When the NHL rejected the Ilya Kovalchuk contract, it sent shock waves throughout the league. Many saw it as a huge victory in the fight against these enormous contracts, which of course it is. Many others looked deeper into the situation, and noted what could become a very big issue going forward. Rumors are/were abound that the NHL is going to be looking into the contracts of Marian Hossa, Roberto Luongo, Chris Pronger, and any other contract that has the “dummy years” tacked on at the end to lower the cap hit.
Before you can analyze the affects of reviewing other contracts, you have to read the detail as to why the Kovalchuk contract was rejected. Yes, there are the obvious reasons of $98 million paid out over the first 11 years of the contract, with the last 6 years seemingly serving as “dummy years” to drive the cap hit down. However, the Kovalchuk contract has a unique clause that, in my opinion, really was the straw that broke the camel’s back. The text in arbitrator Richard Bloch’s decision states:
The economic incentives are not limited to issues of the Player’s preferences, alone. During the final six years, the comprehensive “No Move” restriction will have been reduced to a “No Trade” clause. This additional flexibility will allow the Club to, for example, place the Player on waivers or send him to the minors. Here again, one may reasonably ask whether this Player would, at that point, accept such repositioning as an alternative to seeking continued employment outside the League or simply retiring. In either of those events, the team would be relieved of any continuing salary cap hit that, in this case, would amount to a $6,000,000 adjustment.
Essentially, the shift from a no-movement clause to a no-trade clause gives the Devils organization another outlet to remove the $6 million contract from the books. By giving the Devils a second way of removing Kovalchuk’s cap hit, Bloch determined that the contract was attempted circumvention of the salary cap. The monetary alignment of the contract was a big issue, but could not be the only issue, seeing as the NHL has previously approved the contracts of Hossa, Luongo, Pronger, etc. This shift from no-movement to no-trade was a clause unique to the Kovalchuk contract, and in my opinion, was the added factor that caused this contract to be voided.
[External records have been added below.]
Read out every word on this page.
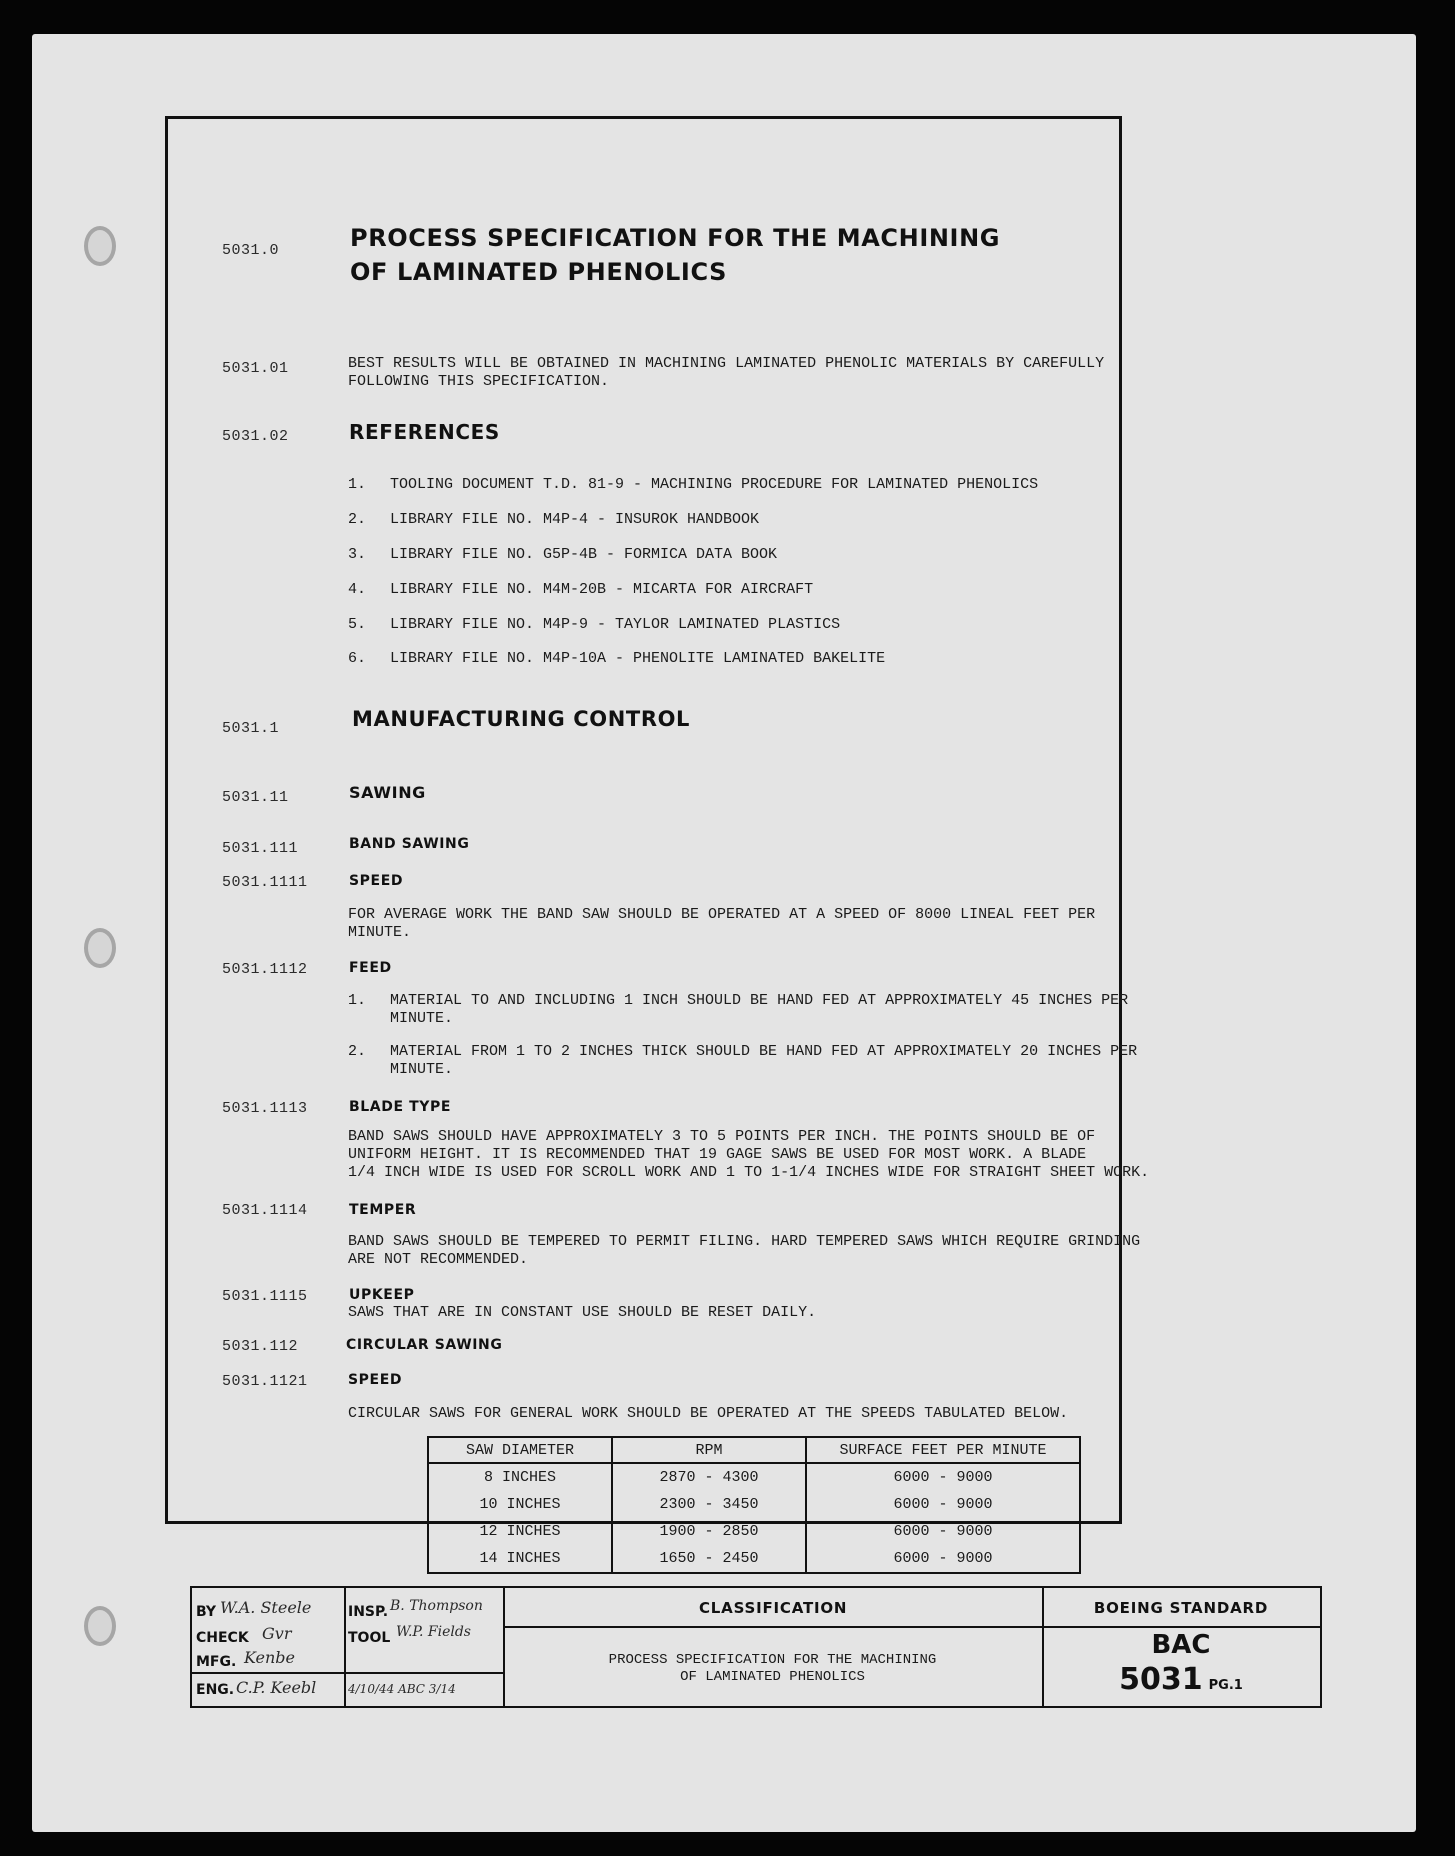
5031.0	PROCESS SPECIFICATION FOR THE MACHINING
OF LAMINATED PHENOLICS
5031.01	BEST RESULTS WILL BE OBTAINED IN MACHINING LAMINATED PHENOLIC MATERIALS BY CAREFULLY
FOLLOWING THIS SPECIFICATION.
5031.02	REFERENCES
1. TOOLING DOCUMENT T.D. 81-9 - MACHINING PROCEDURE FOR LAMINATED PHENOLICS
2. LIBRARY FILE NO. M4P-4 - INSUROK HANDBOOK
3. LIBRARY FILE NO. G5P-4B - FORMICA DATA BOOK
4. LIBRARY FILE NO. M4M-20B - MICARTA FOR AIRCRAFT
5. LIBRARY FILE NO. M4P-9 - TAYLOR LAMINATED PLASTICS
6. LIBRARY FILE NO. M4P-10A - PHENOLITE LAMINATED BAKELITE
5031.1	MANUFACTURING CONTROL
5031.11	SAWING
5031.111	BAND SAWING
5031.1111	SPEED
FOR AVERAGE WORK THE BAND SAW SHOULD BE OPERATED AT A SPEED OF 8000 LINEAL FEET PER
MINUTE.
5031.1112	FEED
1. MATERIAL TO AND INCLUDING 1 INCH SHOULD BE HAND FED AT APPROXIMATELY 45 INCHES PER
MINUTE.
2. MATERIAL FROM 1 TO 2 INCHES THICK SHOULD BE HAND FED AT APPROXIMATELY 20 INCHES PER
MINUTE.
5031.1113	BLADE TYPE
BAND SAWS SHOULD HAVE APPROXIMATELY 3 TO 5 POINTS PER INCH. THE POINTS SHOULD BE OF
UNIFORM HEIGHT. IT IS RECOMMENDED THAT 19 GAGE SAWS BE USED FOR MOST WORK. A BLADE
1/4 INCH WIDE IS USED FOR SCROLL WORK AND 1 TO 1-1/4 INCHES WIDE FOR STRAIGHT SHEET WORK.
5031.1114	TEMPER
BAND SAWS SHOULD BE TEMPERED TO PERMIT FILING. HARD TEMPERED SAWS WHICH REQUIRE GRINDING
ARE NOT RECOMMENDED.
5031.1115	UPKEEP
SAWS THAT ARE IN CONSTANT USE SHOULD BE RESET DAILY.
5031.112	CIRCULAR SAWING
5031.1121	SPEED
CIRCULAR SAWS FOR GENERAL WORK SHOULD BE OPERATED AT THE SPEEDS TABULATED BELOW.
SAW DIAMETER	RPM	SURFACE FEET PER MINUTE
8 INCHES	2870 - 4300	6000 - 9000
10 INCHES	2300 - 3450	6000 - 9000
12 INCHES	1900 - 2850	6000 - 9000
14 INCHES	1650 - 2450	6000 - 9000
BY W.A. Steele
CHECK Gvr
MFG. Kenbe
ENG. C.P. Keebl	4/10/44 ABC 3/14
INSP. B. Thompson
TOOL W.P. Fields
CLASSIFICATION
PROCESS SPECIFICATION FOR THE MACHINING
OF LAMINATED PHENOLICS
BOEING STANDARD
BAC
5031 PG.1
Another aspect to look at, which is where the NHL is gaining leverage against the other contracts, is the use of the word voided, as opposed to void. Voided, in legal terms, means that the contract at one point existed, and has since been removed and deemed “illegal”. Void means that the contract itself never existed. The Kovalchuk contract was voided, meaning that the NHL can use this case, and the structure of the voided Kovalchuk contract, as evidence should they decide to pursue action against other contracts. (Note: I’m not a lawyer, but I consulted a friend of mine who just graduated law school, and he said this was an accurate statement).
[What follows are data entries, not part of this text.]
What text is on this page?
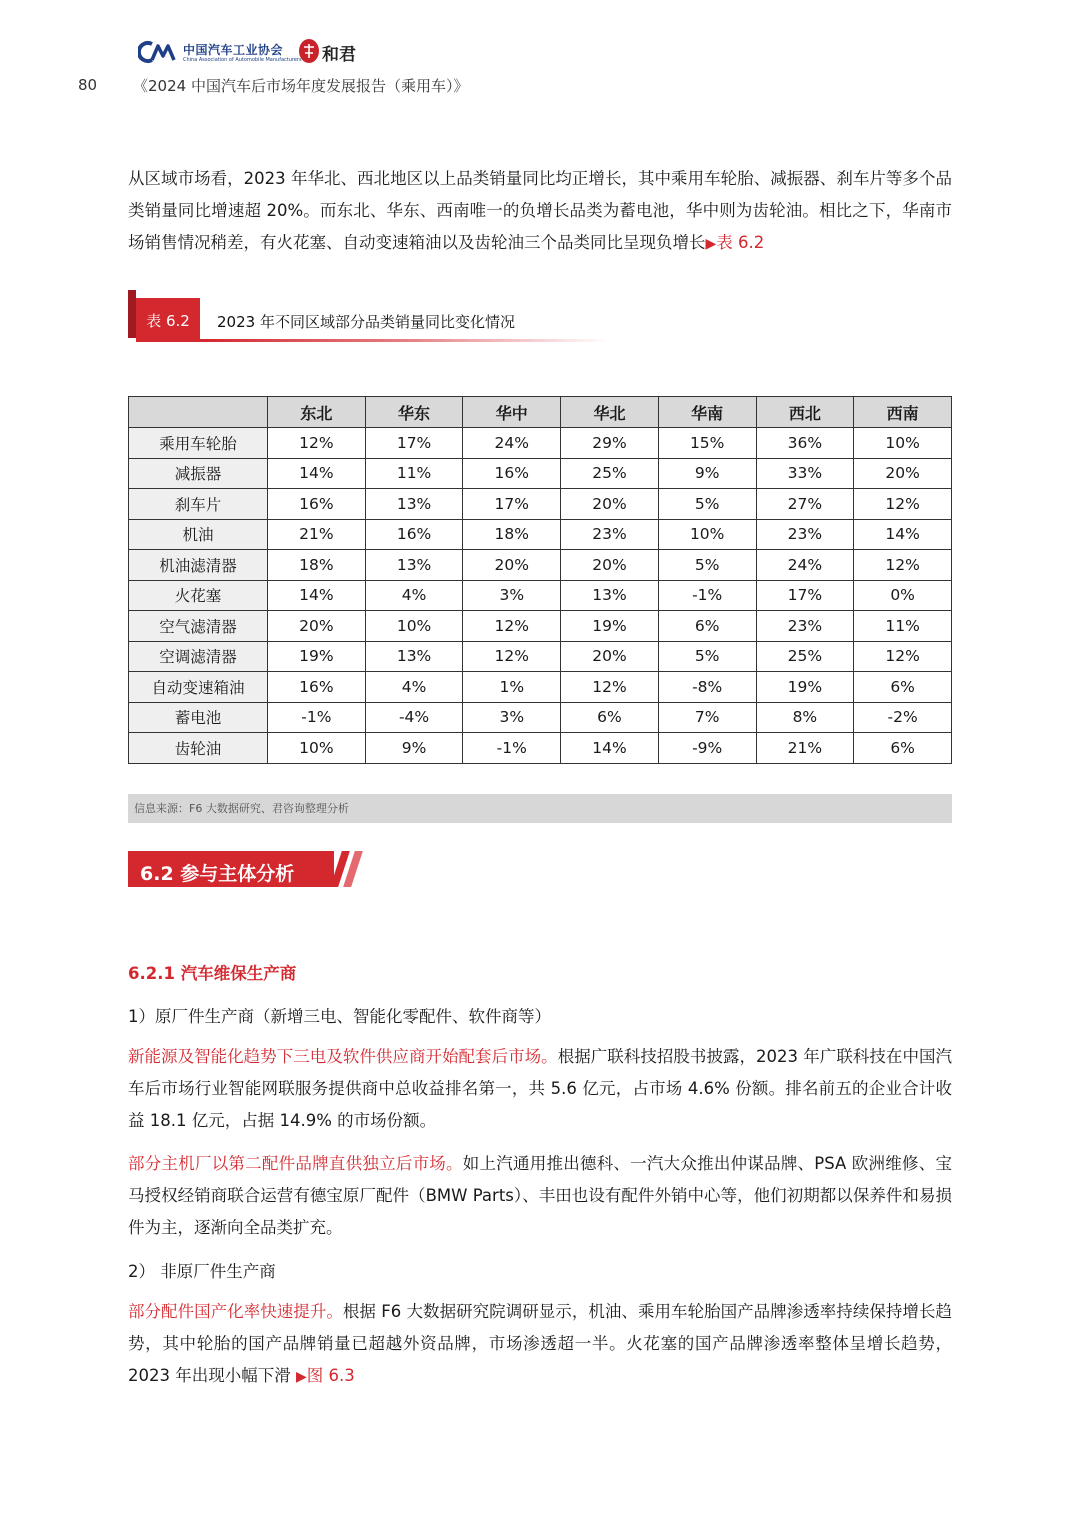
中国汽车工业协会
China Association of Automobile Manufacturers 和君
80 《2024 中国汽车后市场年度发展报告（乘用车）》

从区域市场看，2023 年华北、西北地区以上品类销量同比均正增长，其中乘用车轮胎、减振器、刹车片等多个品类销量同比增速超 20%。而东北、华东、西南唯一的负增长品类为蓄电池，华中则为齿轮油。相比之下，华南市场销售情况稍差，有火花塞、自动变速箱油以及齿轮油三个品类同比呈现负增长▶表 6.2

表 6.2	2023 年不同区域部分品类销量同比变化情况
	东北	华东	华中	华北	华南	西北	西南
乘用车轮胎	12%	17%	24%	29%	15%	36%	10%
减振器	14%	11%	16%	25%	9%	33%	20%
刹车片	16%	13%	17%	20%	5%	27%	12%
机油	21%	16%	18%	23%	10%	23%	14%
机油滤清器	18%	13%	20%	20%	5%	24%	12%
火花塞	14%	4%	3%	13%	-1%	17%	0%
空气滤清器	20%	10%	12%	19%	6%	23%	11%
空调滤清器	19%	13%	12%	20%	5%	25%	12%
自动变速箱油	16%	4%	1%	12%	-8%	19%	6%
蓄电池	-1%	-4%	3%	6%	7%	8%	-2%
齿轮油	10%	9%	-1%	14%	-9%	21%	6%
信息来源：F6 大数据研究、君咨询整理分析
6.2 参与主体分析
6.2.1 汽车维保生产商
1）原厂件生产商（新增三电、智能化零配件、软件商等）

新能源及智能化趋势下三电及软件供应商开始配套后市场。根据广联科技招股书披露，2023 年广联科技在中国汽车后市场行业智能网联服务提供商中总收益排名第一，共 5.6 亿元，占市场 4.6% 份额。排名前五的企业合计收益 18.1 亿元，占据 14.9% 的市场份额。

部分主机厂以第二配件品牌直供独立后市场。如上汽通用推出德科、一汽大众推出仲谋品牌、PSA 欧洲维修、宝马授权经销商联合运营有德宝原厂配件（BMW Parts）、丰田也设有配件外销中心等，他们初期都以保养件和易损件为主，逐渐向全品类扩充。

2） 非原厂件生产商

部分配件国产化率快速提升。根据 F6 大数据研究院调研显示，机油、乘用车轮胎国产品牌渗透率持续保持增长趋势，其中轮胎的国产品牌销量已超越外资品牌，市场渗透超一半。火花塞的国产品牌渗透率整体呈增长趋势，2023 年出现小幅下滑 ▶图 6.3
However, should the NHL decide to re-open cases against Marian Hossa, Chris Pronger, and any other big contract, they are playing an extremely dangerous game. The current NHL CBA ends after the 2011-2012 season, and many are anticipating another fierce battle during negotiations. It is very obvious that the current CBA has many flaws and holes, and the owners are going to look to rectify these mistakes. However, the owners are also looking to have a lower cap ceiling in place, with rumors circulating they will be pursuing a $48 million hard cap. Should the NHL win rulings against these contracts (if they decide to pursue action), then the next round of negotiations is going to be heated, to say the least.
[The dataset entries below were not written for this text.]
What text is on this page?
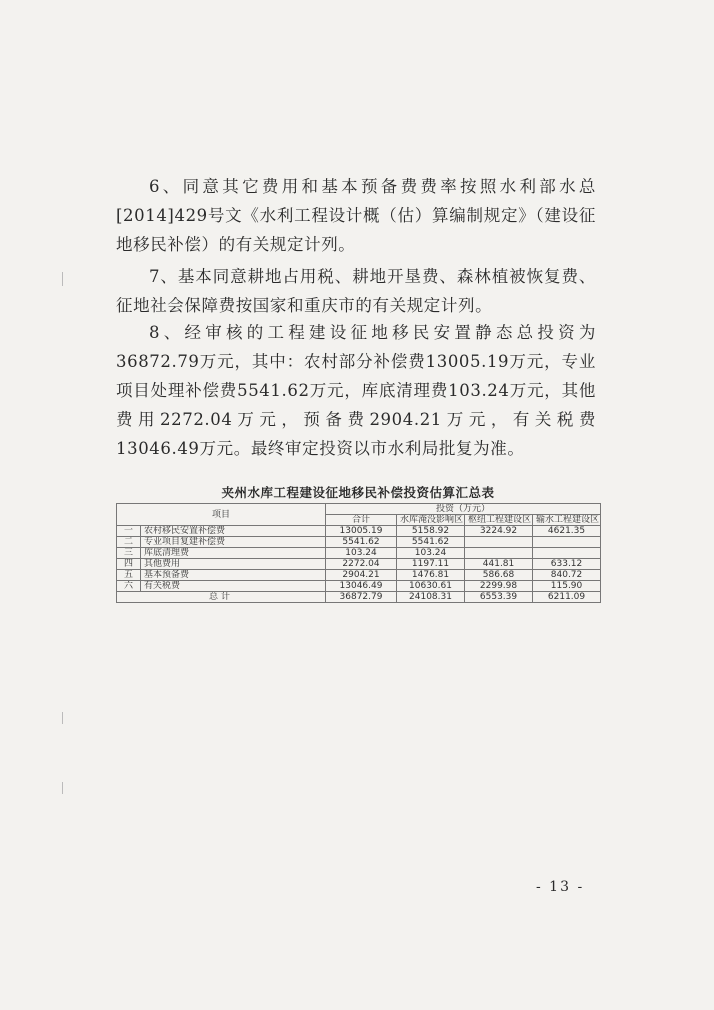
6、同意其它费用和基本预备费费率按照水利部水总[2014]429号文《水利工程设计概（估）算编制规定》（建设征地移民补偿）的有关规定计列。

7、基本同意耕地占用税、耕地开垦费、森林植被恢复费、征地社会保障费按国家和重庆市的有关规定计列。

8、经审核的工程建设征地移民安置静态总投资为36872.79万元，其中：农村部分补偿费13005.19万元，专业项目处理补偿费5541.62万元，库底清理费103.24万元，其他费用2272.04万元，预备费2904.21万元，有关税费13046.49万元。最终审定投资以市水利局批复为准。

夹州水库工程建设征地移民补偿投资估算汇总表
项目		投资（万元）			
		合计	水库淹没影响区	枢纽工程建设区	输水工程建设区
一	农村移民安置补偿费	13005.19	5158.92	3224.92	4621.35
二	专业项目复建补偿费	5541.62	5541.62		
三	库底清理费	103.24	103.24		
四	其他费用	2272.04	1197.11	441.81	633.12
五	基本预备费	2904.21	1476.81	586.68	840.72
六	有关税费	13046.49	10630.61	2299.98	115.90
总计		36872.79	24108.31	6553.39	6211.09
- 13 -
Collective bargaining is just that, a bargain, a give-and-take style of negotiations. All signs point to the $48 million hard cap being a sticking point for the owners, at which point they should concede to something the players want. Should the owners pursue the expulsion of these long term contracts by adding a maximum length, then these are two very big changes the owners will want. Something will have to give during the negotiations, or else we could be looking at another work stoppage. The players demands haven’t been made public yet, but you can bet that if the owners want a contract length cap, then the $48 million hard cap is going to have to give. The NHL is playing with fire when it comes to these long term deals, and the Kovalchuk ruling, along with any subsequent ruling, is going to play a significant role in 2012.